Ricky Tran's Yoga

"When you practice without judgement or expectation, amazing things will begin to happen."- Ricky Tran

Ricky Tran's workshop Sunday at Jennyoga was exceptional but not entirely what I expected. I took his Lotus workshop (hip, hip, hip openers!) at the Texas Yoga Conference earlier this year and expected something similar. But, then why do I carry my expectations into my practice? Gee, isn't that what I ask my students to let go of?

He began with Q&A. I asked what his daily yoga practice consisted of. "Depends on how you define yoga... yoga is of course union. Uniting something together, all day." Further, he confided it was "creating stillness." Moving right out of bed into with asana by stretching his arms over head, bowing forward, and a doing a light practice that leads to pranayama which leads to going to the toilet (in yoga you talk a lot about waste elimination, digestion, etc.), followed by meditation for stillness. Later in the day, he might begin again by stretching his arms up...
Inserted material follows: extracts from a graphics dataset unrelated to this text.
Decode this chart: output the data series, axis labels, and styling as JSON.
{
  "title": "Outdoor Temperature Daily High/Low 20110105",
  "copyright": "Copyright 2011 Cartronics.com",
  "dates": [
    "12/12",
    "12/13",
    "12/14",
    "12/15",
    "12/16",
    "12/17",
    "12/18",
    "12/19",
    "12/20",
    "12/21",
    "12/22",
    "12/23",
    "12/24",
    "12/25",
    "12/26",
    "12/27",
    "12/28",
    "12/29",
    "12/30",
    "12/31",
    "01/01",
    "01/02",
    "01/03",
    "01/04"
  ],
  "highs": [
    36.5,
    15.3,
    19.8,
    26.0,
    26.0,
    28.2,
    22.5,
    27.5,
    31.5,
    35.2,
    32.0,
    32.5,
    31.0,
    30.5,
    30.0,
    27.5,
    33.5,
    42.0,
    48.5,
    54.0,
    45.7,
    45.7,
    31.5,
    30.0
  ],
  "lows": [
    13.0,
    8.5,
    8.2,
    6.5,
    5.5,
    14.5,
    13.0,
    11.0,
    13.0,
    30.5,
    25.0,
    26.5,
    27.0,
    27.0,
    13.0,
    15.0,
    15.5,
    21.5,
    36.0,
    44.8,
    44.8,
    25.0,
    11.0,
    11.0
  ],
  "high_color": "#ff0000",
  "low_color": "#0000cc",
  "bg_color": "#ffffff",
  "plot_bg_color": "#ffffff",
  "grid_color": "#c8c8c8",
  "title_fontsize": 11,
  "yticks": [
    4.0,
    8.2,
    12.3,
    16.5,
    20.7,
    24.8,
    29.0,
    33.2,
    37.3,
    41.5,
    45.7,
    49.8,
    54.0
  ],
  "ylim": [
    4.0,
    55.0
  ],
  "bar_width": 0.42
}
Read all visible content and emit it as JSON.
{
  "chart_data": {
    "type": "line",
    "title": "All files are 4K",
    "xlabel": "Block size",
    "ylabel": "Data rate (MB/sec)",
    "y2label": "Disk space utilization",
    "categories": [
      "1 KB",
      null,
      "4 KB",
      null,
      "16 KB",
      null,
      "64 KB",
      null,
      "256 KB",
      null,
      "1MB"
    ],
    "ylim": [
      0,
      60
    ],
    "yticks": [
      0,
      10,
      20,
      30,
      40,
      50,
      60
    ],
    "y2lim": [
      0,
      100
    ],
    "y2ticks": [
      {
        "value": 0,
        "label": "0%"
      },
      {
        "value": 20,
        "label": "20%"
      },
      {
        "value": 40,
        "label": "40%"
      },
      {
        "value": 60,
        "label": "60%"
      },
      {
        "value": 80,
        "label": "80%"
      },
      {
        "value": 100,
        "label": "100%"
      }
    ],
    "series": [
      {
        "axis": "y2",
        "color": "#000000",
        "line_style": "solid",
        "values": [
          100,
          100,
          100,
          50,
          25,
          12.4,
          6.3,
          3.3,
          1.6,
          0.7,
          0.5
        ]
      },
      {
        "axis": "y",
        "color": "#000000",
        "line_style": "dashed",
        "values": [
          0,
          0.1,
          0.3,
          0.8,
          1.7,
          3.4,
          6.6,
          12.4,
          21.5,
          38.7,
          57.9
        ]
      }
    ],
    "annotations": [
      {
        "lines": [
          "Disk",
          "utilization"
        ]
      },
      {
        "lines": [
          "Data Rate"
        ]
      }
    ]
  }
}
His daily "practice" seems delightful to me. In comparison, mine is also in search of stillness on the inside, while I do everything I can to enjoy the action around me.... children swirling, technology coming in faster than I can blink telling me which practice and game and class is where. Teaching, eating while driving. (I love those small "cutie" oranges. So much for single pointed focus. I peel and drive very carefully. )

And yet, stillness often seems illusive. Ricky and I are obviously in different season's of life. Part of me envies the time when time was actually your own, when you could stop, stretch your arms up and bow and not come in contact with a dirty sock and shin guard that belongs to a sweet 9 year old. Or practice salamba sirsasana for more than 60 seconds without my son's friend running in saying, look! Your mom's on her head!! Come see! (The prospect of non-swirling activity will come all too soon when the boys grow up.)

Ricky also shared his life journey from drug addiction in his youth into the freedom he now feels through living his yoga (within just 6 months). 2 reasons behind our motivation to do things: 1. We seek pleasure and 2. We avoid pain. When the drugs no longer served to bring him pleasure but precipitated more pain, and his yoga practice gave him more pleasure than pain (In the beginning Ricky couldn't even touch his toes. Ah, hope for the stiffest among us. Difficult to imagine Ricky not being able to reach his toes when you see the amazing feats he can do now). He asked us "to look at the 5 people we hang around the most. They are the sum of yourself." In other words, he's chosen to no longer associate with drug dealers but yogis. Statistics agree, how influential friends can be. So, he made life choices. I was a little saddened to hear him say that he used to play volleyball and now pretty much just practices yoga. Without judgement, I have to say that I'm not sure I would feel as balanced if I let go of other things that brought me joy. But Ricky seems to have inner calm, through a continuous dedicated practice which has given him a whole new life. Still and whole.

It's refreshing to watch him practice and lecture. He has a lovely sparkle in his eyes. It reminds me of when my son learned, really learned how to ride his bike. All he wanted to do was ride, fast, all day, everywhere, and he was breathless with excitement. It will also be wonderful to see Ricky in about 10 years, with the wisdom of time as his teacher. Can't wait to see how he grows and matures as a teacher and student, not for his fancy one handed lotus jump back and flip around and fly back up again, but for what his life will teach him through intension ("energy and pure consciousness") and seva (selfless service).